Nedir güzel?... Güzel; gözün gönlün hoşlandığıdır, hoşluğudur, nazenin ve lezizdir ama onun bir de karşıtı var; çirkin.
”Herkesi, her şeyi sevmeliyiz, yaradan adına yaratılmışları sevmeliyiz” diyoruz da, her şeyi sevebilmek mümkün mü bir insan yüreği için?
Kâinatta toz zerresi hükmünde bile olmayan yüreğime, sonsuz gücün yarattığı her şey sığabilir mi? Onun gücüne ulaşabilir mi? Nedir sevgi? Birilerinin veya kendimizin zoruyla, telkiniyle elde edilebilen bir duygu mudur? Veya insanın kendini zorlama yoluyla elde edilebilinir mi?
Sevmek bu kadar kolay mı veya kendi isteğimizle, bir komutla kullanılabilecek bir duygu mudur? Yok böyle bir şey! Yok! … Kendimizi kandırmaktan başka bir şey değil bunlar. İrademiz dışında gelişen genlerimizin ve sosyal yaşantımızın verileri doğrultusunda neyi sevip sevmeyeceğimize ruh kimyamız karar vermektedir. Bazı sevgiler yaratılışımızla birlikte içimize verilmiştir zaten…hiçbir sebep yokken severiz varlıkları… niçin sevdiğimizin cevabını bilmeden…
Bazen de akıl ve mukayese gücümüzle,ruh kimyamıza uygun olanı sevgi hazinesine işleyebiliriz... çıkar karşılığı da kendimize empoze ederek adını sevgi koyabiliriz…oysa bunlar saman alevi gibi çabucak söner… Alışkanlıkların da adını sevgi koyabiliriz…
Ruh kimyamıza uygun olanı ruhumuzun yakasına bir çiçek gibi işleyebiliyoruz da, ya uygun değilse? Öyle varlıklar vardır ki; hiçbir güç bunları ruh kimyamıza kabul ettiremez…Zorlayarak kabul ettirmeye kalktığınızda tepkimeye girerek ruhun kendi yapısını da bozabilir.
“İsteksiz yenen aş, ya karın ağrıtır ya da baş” demiş atasözü..Nitekim istek dışı evlendirilen bazı kızların intihara kalkışması bu sebepten…
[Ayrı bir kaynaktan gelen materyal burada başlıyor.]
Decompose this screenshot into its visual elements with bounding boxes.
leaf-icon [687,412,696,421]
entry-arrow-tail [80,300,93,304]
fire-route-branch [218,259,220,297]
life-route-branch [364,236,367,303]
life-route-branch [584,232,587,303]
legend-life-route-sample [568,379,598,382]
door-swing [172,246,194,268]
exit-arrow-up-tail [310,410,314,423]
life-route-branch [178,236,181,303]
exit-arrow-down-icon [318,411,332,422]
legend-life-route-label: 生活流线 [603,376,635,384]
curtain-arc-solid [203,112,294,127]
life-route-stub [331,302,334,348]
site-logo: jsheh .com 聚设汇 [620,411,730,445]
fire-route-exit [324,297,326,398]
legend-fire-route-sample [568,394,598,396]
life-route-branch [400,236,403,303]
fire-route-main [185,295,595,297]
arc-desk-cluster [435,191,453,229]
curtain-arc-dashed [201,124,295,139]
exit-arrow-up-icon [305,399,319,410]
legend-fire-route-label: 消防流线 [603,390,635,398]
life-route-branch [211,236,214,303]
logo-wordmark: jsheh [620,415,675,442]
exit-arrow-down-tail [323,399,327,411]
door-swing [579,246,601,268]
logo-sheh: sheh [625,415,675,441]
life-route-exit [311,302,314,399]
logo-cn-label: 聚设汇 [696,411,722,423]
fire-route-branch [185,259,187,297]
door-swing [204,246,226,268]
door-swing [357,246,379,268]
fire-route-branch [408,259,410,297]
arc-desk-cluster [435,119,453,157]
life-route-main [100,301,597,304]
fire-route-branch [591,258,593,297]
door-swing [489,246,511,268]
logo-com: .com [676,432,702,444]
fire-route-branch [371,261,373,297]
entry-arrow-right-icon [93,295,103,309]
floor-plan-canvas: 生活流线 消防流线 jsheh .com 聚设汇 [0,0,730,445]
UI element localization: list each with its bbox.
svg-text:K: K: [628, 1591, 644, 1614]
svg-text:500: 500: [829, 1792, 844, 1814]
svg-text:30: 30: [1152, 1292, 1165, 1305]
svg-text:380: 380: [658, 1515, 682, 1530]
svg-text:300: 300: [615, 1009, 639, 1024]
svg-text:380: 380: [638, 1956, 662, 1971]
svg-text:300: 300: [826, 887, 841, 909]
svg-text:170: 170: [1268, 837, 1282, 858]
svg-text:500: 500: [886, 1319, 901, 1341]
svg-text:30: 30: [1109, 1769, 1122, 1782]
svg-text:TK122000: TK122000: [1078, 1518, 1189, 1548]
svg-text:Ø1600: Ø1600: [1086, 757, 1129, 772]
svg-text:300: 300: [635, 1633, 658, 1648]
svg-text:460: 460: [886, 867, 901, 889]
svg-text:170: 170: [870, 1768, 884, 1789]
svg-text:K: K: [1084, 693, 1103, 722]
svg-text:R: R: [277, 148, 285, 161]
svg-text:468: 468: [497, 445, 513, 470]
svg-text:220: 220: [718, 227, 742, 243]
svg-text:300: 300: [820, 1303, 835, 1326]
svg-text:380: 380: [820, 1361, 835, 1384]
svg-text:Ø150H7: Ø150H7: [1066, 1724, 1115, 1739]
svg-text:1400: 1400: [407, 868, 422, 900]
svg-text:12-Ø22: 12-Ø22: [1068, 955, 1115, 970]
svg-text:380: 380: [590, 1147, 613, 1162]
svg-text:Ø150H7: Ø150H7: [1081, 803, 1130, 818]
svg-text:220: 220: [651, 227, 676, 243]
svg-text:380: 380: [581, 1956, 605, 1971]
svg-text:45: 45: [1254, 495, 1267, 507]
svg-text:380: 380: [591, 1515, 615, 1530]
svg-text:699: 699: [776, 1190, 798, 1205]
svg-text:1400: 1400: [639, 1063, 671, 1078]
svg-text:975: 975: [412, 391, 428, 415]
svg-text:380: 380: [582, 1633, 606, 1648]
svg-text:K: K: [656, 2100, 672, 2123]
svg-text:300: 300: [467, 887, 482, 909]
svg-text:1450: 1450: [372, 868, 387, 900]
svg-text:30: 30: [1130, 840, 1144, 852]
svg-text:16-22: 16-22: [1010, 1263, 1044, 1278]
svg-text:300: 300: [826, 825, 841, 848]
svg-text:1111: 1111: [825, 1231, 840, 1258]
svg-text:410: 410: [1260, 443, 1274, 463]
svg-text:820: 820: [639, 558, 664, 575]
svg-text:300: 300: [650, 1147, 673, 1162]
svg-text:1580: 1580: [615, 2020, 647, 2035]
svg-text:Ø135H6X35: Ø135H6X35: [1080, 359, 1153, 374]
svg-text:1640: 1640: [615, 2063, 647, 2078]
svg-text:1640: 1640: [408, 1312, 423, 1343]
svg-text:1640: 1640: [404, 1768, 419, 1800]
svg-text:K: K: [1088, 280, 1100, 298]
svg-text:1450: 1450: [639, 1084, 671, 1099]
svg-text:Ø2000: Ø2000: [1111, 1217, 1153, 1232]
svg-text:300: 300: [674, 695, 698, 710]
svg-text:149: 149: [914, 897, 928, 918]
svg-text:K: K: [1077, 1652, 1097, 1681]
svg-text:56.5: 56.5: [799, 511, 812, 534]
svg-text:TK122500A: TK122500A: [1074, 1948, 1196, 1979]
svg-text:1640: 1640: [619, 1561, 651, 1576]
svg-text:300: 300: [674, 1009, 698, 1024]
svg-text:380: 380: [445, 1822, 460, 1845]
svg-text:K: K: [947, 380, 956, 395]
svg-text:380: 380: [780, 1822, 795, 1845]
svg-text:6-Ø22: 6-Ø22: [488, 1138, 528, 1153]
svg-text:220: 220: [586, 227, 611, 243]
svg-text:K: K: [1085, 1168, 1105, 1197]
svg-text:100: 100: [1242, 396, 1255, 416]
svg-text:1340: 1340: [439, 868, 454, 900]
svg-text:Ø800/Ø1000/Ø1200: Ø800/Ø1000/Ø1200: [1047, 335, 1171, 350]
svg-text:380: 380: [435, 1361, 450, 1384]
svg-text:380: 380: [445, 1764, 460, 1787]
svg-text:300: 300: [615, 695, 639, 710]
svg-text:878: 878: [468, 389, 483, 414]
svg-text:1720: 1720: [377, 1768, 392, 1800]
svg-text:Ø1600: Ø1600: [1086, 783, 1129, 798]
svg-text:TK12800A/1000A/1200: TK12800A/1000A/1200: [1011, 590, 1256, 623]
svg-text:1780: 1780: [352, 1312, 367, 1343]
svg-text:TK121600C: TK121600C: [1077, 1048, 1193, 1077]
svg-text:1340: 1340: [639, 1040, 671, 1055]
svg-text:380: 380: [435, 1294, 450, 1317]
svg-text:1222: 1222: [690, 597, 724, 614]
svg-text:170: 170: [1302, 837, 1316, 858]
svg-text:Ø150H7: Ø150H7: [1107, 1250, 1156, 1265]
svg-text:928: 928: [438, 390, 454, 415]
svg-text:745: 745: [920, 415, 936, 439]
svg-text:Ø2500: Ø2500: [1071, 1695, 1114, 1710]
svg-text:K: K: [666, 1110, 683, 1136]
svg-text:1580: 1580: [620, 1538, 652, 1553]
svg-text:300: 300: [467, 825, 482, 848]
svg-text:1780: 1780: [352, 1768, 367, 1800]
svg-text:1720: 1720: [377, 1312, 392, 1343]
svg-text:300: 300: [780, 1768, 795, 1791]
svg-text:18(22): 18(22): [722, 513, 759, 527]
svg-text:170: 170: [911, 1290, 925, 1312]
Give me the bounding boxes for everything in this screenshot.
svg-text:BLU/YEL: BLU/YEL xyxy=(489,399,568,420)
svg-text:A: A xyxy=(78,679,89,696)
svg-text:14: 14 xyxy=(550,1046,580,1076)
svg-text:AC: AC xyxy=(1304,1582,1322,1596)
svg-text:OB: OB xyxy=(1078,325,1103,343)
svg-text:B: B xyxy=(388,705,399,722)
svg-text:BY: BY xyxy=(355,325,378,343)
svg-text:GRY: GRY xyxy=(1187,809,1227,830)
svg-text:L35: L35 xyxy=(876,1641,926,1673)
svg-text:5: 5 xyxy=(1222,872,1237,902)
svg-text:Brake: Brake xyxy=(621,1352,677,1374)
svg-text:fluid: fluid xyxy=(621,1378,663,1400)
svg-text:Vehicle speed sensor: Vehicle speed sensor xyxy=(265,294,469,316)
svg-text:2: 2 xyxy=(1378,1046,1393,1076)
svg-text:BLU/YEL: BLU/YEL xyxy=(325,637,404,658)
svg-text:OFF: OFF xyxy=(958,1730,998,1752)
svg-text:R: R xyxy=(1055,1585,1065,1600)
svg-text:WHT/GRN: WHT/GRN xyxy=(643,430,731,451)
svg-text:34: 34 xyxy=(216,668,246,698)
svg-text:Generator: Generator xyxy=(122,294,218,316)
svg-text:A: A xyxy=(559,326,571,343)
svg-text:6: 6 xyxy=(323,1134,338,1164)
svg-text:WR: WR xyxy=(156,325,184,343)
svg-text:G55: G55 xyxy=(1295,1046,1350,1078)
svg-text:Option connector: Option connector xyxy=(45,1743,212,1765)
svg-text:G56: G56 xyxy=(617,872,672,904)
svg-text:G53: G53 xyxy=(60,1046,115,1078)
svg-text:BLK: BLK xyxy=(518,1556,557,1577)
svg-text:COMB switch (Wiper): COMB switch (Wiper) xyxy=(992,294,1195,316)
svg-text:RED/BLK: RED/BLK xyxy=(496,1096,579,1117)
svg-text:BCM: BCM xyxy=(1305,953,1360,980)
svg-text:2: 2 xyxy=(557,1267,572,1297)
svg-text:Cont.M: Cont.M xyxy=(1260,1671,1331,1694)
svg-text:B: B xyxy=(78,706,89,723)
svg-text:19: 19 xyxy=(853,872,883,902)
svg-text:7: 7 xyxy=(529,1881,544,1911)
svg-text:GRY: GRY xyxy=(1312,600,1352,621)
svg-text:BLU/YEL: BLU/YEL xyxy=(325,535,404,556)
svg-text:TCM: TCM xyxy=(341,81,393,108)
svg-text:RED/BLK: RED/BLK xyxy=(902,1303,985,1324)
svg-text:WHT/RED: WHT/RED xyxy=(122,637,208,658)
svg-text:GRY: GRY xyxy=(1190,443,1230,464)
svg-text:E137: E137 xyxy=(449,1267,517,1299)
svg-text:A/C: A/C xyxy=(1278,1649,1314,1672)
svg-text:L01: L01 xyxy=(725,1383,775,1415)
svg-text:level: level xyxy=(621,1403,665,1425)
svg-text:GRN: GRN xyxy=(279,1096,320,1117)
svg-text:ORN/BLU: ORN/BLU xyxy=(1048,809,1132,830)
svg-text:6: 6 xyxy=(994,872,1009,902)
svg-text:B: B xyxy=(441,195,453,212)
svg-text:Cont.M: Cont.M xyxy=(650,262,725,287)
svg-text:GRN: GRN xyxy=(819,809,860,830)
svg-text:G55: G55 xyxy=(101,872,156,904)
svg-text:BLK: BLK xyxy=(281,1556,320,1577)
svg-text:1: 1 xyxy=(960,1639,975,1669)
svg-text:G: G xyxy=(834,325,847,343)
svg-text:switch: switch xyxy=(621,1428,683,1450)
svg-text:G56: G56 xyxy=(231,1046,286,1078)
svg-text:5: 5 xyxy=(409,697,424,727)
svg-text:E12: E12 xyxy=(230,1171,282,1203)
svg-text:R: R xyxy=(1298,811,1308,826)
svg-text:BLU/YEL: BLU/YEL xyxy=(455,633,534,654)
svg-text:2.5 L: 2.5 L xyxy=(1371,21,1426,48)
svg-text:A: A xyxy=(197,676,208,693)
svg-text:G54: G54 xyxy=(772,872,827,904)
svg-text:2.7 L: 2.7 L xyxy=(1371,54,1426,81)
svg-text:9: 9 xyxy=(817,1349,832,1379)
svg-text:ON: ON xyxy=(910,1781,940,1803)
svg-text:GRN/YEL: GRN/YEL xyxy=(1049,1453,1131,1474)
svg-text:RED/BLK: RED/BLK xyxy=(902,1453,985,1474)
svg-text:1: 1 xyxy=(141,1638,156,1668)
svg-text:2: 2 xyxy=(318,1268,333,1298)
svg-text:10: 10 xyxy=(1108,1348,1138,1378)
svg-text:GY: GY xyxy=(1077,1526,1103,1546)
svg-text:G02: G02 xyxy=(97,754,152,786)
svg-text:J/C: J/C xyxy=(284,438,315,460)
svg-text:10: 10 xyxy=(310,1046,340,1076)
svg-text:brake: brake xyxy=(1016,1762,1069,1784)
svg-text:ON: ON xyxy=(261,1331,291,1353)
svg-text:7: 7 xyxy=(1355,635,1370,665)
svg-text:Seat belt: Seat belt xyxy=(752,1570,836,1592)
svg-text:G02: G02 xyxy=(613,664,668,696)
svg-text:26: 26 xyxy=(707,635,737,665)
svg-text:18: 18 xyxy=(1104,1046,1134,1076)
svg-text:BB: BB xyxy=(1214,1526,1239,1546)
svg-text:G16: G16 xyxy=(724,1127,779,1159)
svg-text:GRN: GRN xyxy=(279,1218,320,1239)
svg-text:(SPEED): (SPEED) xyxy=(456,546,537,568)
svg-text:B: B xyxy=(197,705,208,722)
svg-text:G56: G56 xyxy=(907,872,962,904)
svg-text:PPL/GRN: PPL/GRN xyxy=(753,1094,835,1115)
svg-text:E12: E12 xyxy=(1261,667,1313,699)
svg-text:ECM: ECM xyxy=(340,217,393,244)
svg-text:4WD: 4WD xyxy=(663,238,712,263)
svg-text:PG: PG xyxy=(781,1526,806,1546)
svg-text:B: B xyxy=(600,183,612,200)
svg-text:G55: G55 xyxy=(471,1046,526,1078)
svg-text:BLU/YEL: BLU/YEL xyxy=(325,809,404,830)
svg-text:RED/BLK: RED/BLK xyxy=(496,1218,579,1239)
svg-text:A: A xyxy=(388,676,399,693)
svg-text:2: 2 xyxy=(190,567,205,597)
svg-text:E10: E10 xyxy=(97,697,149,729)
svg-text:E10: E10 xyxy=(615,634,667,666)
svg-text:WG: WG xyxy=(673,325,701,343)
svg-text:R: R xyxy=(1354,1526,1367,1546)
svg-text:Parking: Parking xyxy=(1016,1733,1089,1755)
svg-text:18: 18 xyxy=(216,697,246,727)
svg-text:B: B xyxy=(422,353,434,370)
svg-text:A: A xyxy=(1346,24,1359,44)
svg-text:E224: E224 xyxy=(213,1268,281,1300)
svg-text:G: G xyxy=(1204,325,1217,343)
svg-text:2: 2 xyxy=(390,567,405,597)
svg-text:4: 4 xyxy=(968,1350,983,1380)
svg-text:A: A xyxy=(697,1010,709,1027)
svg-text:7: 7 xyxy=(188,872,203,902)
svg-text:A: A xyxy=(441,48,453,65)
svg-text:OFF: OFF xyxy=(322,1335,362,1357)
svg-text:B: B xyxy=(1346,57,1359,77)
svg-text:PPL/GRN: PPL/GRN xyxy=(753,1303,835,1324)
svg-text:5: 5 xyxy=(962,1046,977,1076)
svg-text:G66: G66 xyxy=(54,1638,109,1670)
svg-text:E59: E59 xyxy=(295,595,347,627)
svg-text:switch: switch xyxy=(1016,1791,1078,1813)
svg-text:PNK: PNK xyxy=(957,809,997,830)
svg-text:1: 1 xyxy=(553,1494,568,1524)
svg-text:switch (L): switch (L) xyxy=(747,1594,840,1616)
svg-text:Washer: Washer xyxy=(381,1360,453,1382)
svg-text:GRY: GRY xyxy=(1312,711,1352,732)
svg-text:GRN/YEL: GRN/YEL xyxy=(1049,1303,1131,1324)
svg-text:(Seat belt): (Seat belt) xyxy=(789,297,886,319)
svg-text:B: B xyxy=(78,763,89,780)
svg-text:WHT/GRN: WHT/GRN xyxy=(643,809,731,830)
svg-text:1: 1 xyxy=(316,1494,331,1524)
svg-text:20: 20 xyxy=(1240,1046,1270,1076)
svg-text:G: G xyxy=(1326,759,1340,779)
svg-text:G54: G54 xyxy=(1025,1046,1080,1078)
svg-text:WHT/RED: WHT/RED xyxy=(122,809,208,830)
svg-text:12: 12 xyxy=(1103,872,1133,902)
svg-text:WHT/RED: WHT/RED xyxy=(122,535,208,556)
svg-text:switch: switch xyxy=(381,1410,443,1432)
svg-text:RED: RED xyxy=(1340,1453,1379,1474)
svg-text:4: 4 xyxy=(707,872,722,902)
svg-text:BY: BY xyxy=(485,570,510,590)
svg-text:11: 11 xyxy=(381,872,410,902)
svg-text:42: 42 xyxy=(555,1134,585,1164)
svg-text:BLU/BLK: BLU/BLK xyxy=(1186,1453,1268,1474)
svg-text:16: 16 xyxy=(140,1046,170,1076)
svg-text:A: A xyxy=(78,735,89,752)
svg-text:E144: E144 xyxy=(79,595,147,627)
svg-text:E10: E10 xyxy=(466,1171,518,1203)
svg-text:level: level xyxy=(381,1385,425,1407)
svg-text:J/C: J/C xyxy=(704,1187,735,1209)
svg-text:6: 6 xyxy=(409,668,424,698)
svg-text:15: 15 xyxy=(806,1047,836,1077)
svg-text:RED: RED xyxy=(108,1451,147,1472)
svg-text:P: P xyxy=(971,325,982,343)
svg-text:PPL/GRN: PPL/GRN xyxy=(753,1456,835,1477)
“Her şeyi severim, seviyorum, seveceğim, sevmeliyim” diyerek kendimize empoze etmeye çalışmak bir yalancılıktır yaratıcıya karşı. Ruha fazla yük yüklediğinizde beden gibi çöker ve bunun sonucu ruhsal rahatsızlıklara kadar gider. Mevcut olan sevgiyi de kaybedebilir insan ruhu.
Sevginin sıfır olduğu noktada nefret başlayacaktır doğal olarak.
Sevebildiğimiz kadarını severiz. Kapasitemiz kadarını…Sevgisiz atılan hiçbir adımın başarıya ulaşma şansı yoktur. O yüzden bu kapasiteyi genişletebilmenin yollarını bilmek gerekir.
Bu kapasiteyi genişletebilmenin en önemli yolu hoşgörüdür.
Hoşgörü sevginin besini, nefretin zehiridir.